These historic photographs of mimetic architecture are pure roadside Americana
Eye-catching buildings that look like the things sold inside said buildings
Just so there’s no confusion, this giant shoe is a cobbler. That huge orange sells only orange juice, and the cowboy hat over there? That’s just a gas station. Disappointing if you’re in the market for headwear. But point proven: we got your attention. And mimetic buildings are nothing if they aren’t grabbing eyeballs.
These roadside attractions-cum-marketing campaigns were developed as a novel way to attract customers on the burgeoning highways of midcentury America. Proprietors were banking on the fact that, scoped from a distance, travelers could quickly glean a sense of what was on offer (or at least have their curiosity piqued enough to investigate). The ubiquity of mimetic shops came rapidly, rising alongside the expansion of highways and increased car ownership—one of a handful of vernacular architectural movements with distinctly American characteristics.
Yet, as postwar interstate construction shifted the traditional transit routes and local economies of America’s small towns, the role of mimetic storefronts in hard to reach places was losing steam. As getting drivers’ attention became about branding and name recognition, the quirky humor of buildings that looked like what they sold began to disappear. As the country sped up, the message projected by these quaint totems to an older order of commerce simply got lost in the slipstream of strip malls and fast food chains. As historian Robert Zaretsky put it, “Complexity is catastrophic.”

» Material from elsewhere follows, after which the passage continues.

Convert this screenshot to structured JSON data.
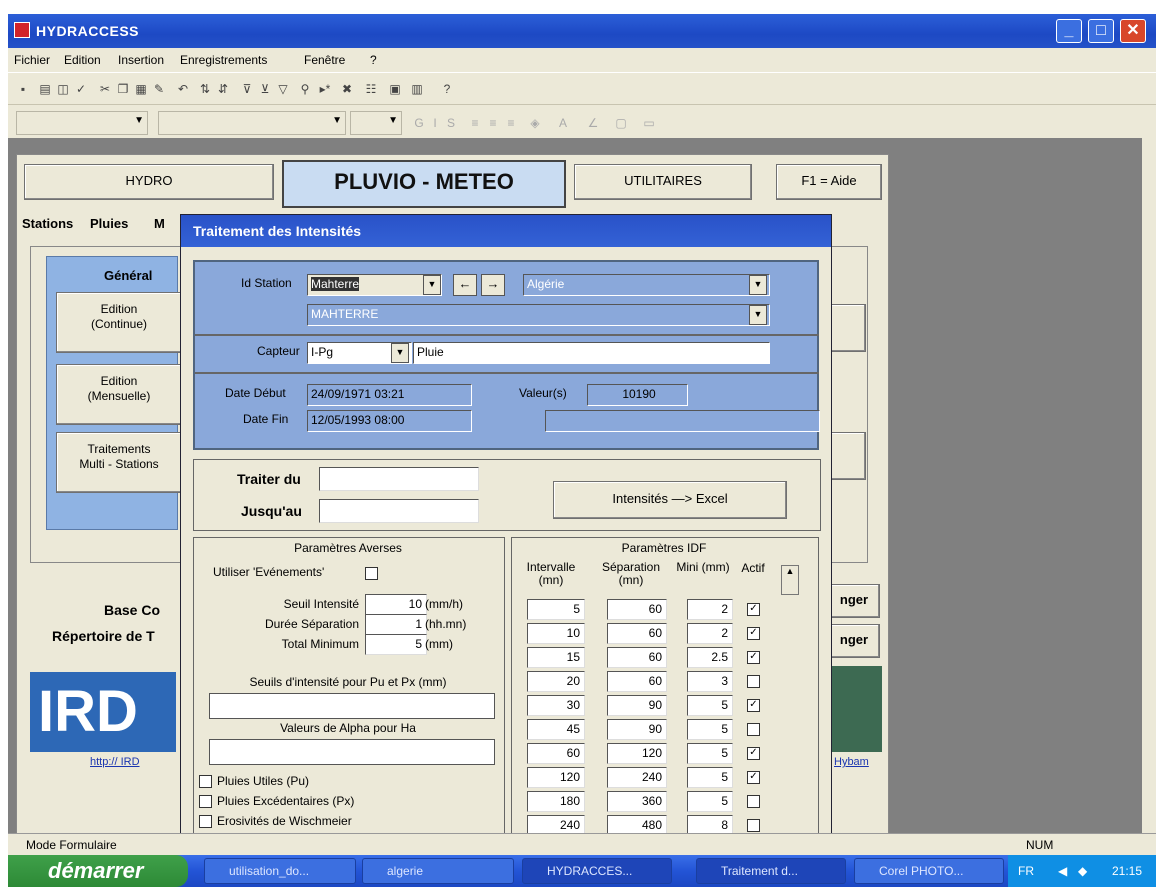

By the time photographer John Margolies got to them in the 1970s, most of these structures were in disrepair—abandoned or repurposed. But even if that giant milk bottle is now selling Vietnamese food, one can still sense in its continued existence something of the malleability (and promise) of American pragmatism. Our exaggerated national panorama is constantly undulating between highs and lows, successes and failures. Mimetic buildings, these “exclamation points of the landscape,” as architecture critic Paul Goldberger put it in 1981, are a reminder that entrepreneurialism is always a product of its time.